A pairplot can help in visualising and plotting pairwise relationships in a dataset.

In [None]:
for i in range(0, len(df.columns), 5):
    sns.pairplot(data=df, x_vars=df.columns[i:i+5], y_vars=['Outcome'])

It is clear that there are outliers present in the data (eg. in INSULIN, SKINTHICKNESS etc.)

The outliers will be removed using the help of IQR scores. 

In [None]:
# calculating IQR scores for each column
q1 = df.quantile(0.25)
q3 = df.quantile(0.75)
iqr = q3-q1
print(iqr)

We can use these calculated IQR scores to filter out the outliers.

In [None]:
df = df[~((df < (q1 - 1.5 * iqr)) |(df > (q3 + 1.5 * iqr))).any(axis=1)]

# plotting the pairplots again
for i in range(0, len(df.columns), 5):
    sns.pairplot(data = df, x_vars = df.columns[i:i+5], y_vars = ['Outcome'])

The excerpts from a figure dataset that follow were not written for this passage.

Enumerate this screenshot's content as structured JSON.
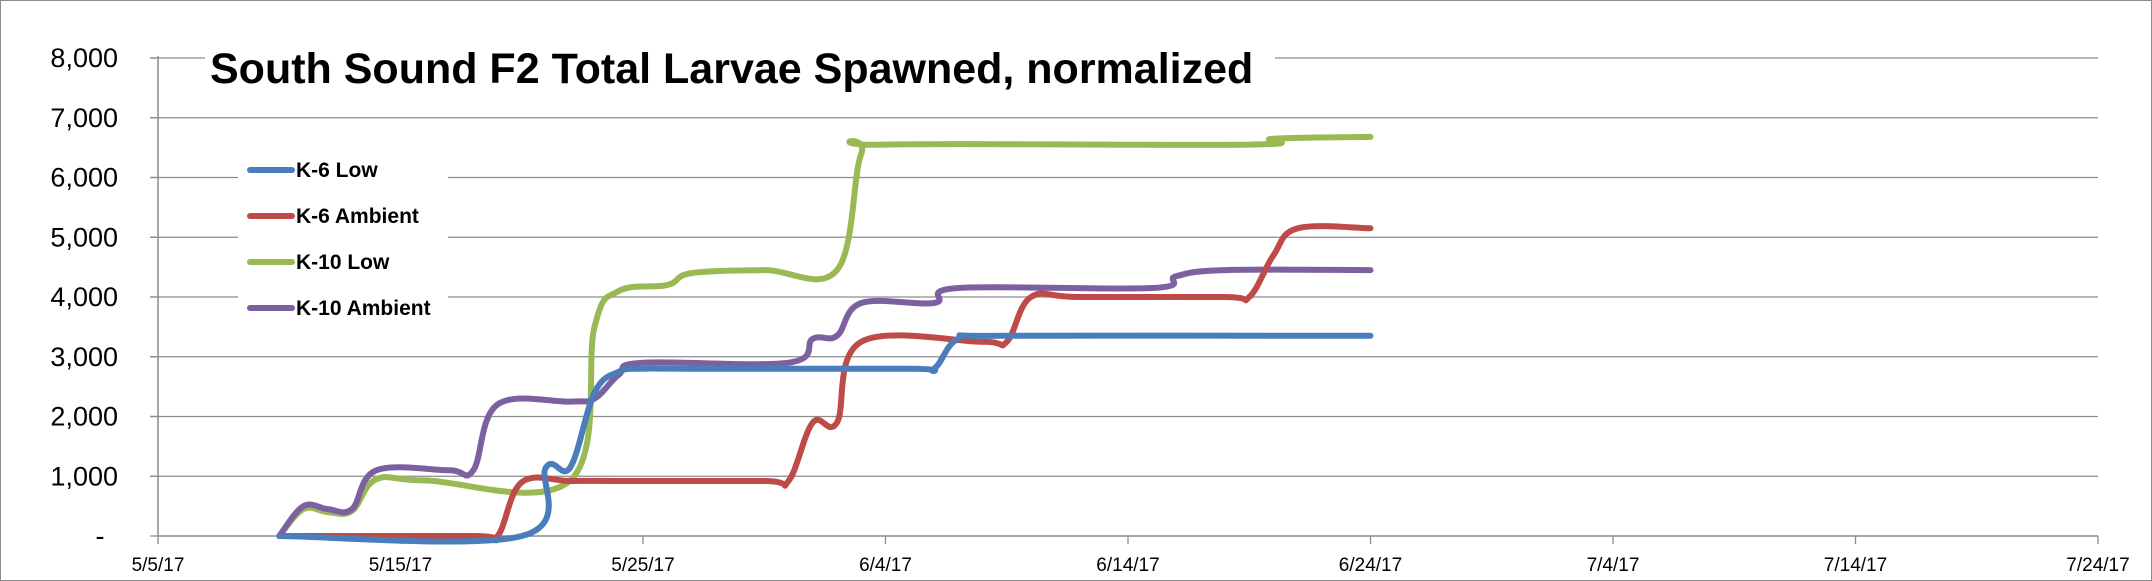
{
  "chart_data": {
    "type": "line",
    "title": "South Sound F2 Total Larvae Spawned, normalized",
    "xlabel": "",
    "ylabel": "",
    "x_ticks": [
      "5/5/17",
      "5/15/17",
      "5/25/17",
      "6/4/17",
      "6/14/17",
      "6/24/17",
      "7/4/17",
      "7/14/17",
      "7/24/17"
    ],
    "y_ticks": [
      "-",
      "1,000",
      "2,000",
      "3,000",
      "4,000",
      "5,000",
      "6,000",
      "7,000",
      "8,000"
    ],
    "xlim": [
      "5/5/17",
      "7/24/17"
    ],
    "ylim": [
      0,
      8000
    ],
    "grid": "horizontal",
    "legend_position": "left",
    "series": [
      {
        "name": "K-6 Low",
        "color": "#4a7ebb",
        "points": [
          [
            "5/10/17",
            0
          ],
          [
            "5/20/17",
            0
          ],
          [
            "5/21/17",
            1150
          ],
          [
            "5/22/17",
            1150
          ],
          [
            "5/23/17",
            2400
          ],
          [
            "5/24/17",
            2750
          ],
          [
            "5/25/17",
            2800
          ],
          [
            "5/27/17",
            2800
          ],
          [
            "6/5/17",
            2800
          ],
          [
            "6/6/17",
            2800
          ],
          [
            "6/7/17",
            3300
          ],
          [
            "6/9/17",
            3350
          ],
          [
            "6/24/17",
            3350
          ]
        ]
      },
      {
        "name": "K-6 Ambient",
        "color": "#be4b48",
        "points": [
          [
            "5/10/17",
            0
          ],
          [
            "5/18/17",
            0
          ],
          [
            "5/19/17",
            0
          ],
          [
            "5/20/17",
            900
          ],
          [
            "5/22/17",
            920
          ],
          [
            "5/24/17",
            920
          ],
          [
            "5/30/17",
            920
          ],
          [
            "5/31/17",
            920
          ],
          [
            "6/1/17",
            1900
          ],
          [
            "6/2/17",
            1900
          ],
          [
            "6/3/17",
            3250
          ],
          [
            "6/8/17",
            3250
          ],
          [
            "6/9/17",
            3250
          ],
          [
            "6/10/17",
            4000
          ],
          [
            "6/12/17",
            4000
          ],
          [
            "6/18/17",
            4000
          ],
          [
            "6/19/17",
            4000
          ],
          [
            "6/20/17",
            4700
          ],
          [
            "6/21/17",
            5150
          ],
          [
            "6/24/17",
            5150
          ]
        ]
      },
      {
        "name": "K-10 Low",
        "color": "#98b954",
        "points": [
          [
            "5/10/17",
            0
          ],
          [
            "5/11/17",
            450
          ],
          [
            "5/12/17",
            400
          ],
          [
            "5/13/17",
            420
          ],
          [
            "5/14/17",
            950
          ],
          [
            "5/16/17",
            930
          ],
          [
            "5/22/17",
            930
          ],
          [
            "5/23/17",
            3500
          ],
          [
            "5/24/17",
            4100
          ],
          [
            "5/26/17",
            4200
          ],
          [
            "5/27/17",
            4400
          ],
          [
            "5/30/17",
            4450
          ],
          [
            "6/2/17",
            4450
          ],
          [
            "6/3/17",
            6400
          ],
          [
            "6/4/17",
            6550
          ],
          [
            "6/19/17",
            6550
          ],
          [
            "6/20/17",
            6650
          ],
          [
            "6/24/17",
            6680
          ]
        ]
      },
      {
        "name": "K-10 Ambient",
        "color": "#7d60a0",
        "points": [
          [
            "5/10/17",
            0
          ],
          [
            "5/11/17",
            500
          ],
          [
            "5/12/17",
            450
          ],
          [
            "5/13/17",
            450
          ],
          [
            "5/14/17",
            1100
          ],
          [
            "5/17/17",
            1100
          ],
          [
            "5/18/17",
            1100
          ],
          [
            "5/19/17",
            2200
          ],
          [
            "5/22/17",
            2250
          ],
          [
            "5/23/17",
            2300
          ],
          [
            "5/24/17",
            2700
          ],
          [
            "5/25/17",
            2900
          ],
          [
            "5/31/17",
            2900
          ],
          [
            "6/1/17",
            3300
          ],
          [
            "6/2/17",
            3350
          ],
          [
            "6/3/17",
            3900
          ],
          [
            "6/6/17",
            3900
          ],
          [
            "6/7/17",
            4150
          ],
          [
            "6/15/17",
            4150
          ],
          [
            "6/16/17",
            4350
          ],
          [
            "6/18/17",
            4450
          ],
          [
            "6/24/17",
            4450
          ]
        ]
      }
    ]
  }
}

Now that the dataset looks much cleaner, we can build our model.

## K-Nearest Neighbour

To create the model, the data will be split into two sets.

> Training set - 90%

> Testing set - 10%

In [None]:
outcome = df['Outcome']
features = df.drop('Outcome',axis=1)

# splitting the data into training and testing sets
features_train,features_test,labels_train,labels_test = train_test_split(features,outcome,test_size = 0.1)

# creating the classifier
clf = KNeighborsClassifier()
clf.fit(features_train,labels_train)

pred = clf.predict(features_test)

print("Accuracy =", accuracy_score(pred, labels_test)*100, "%")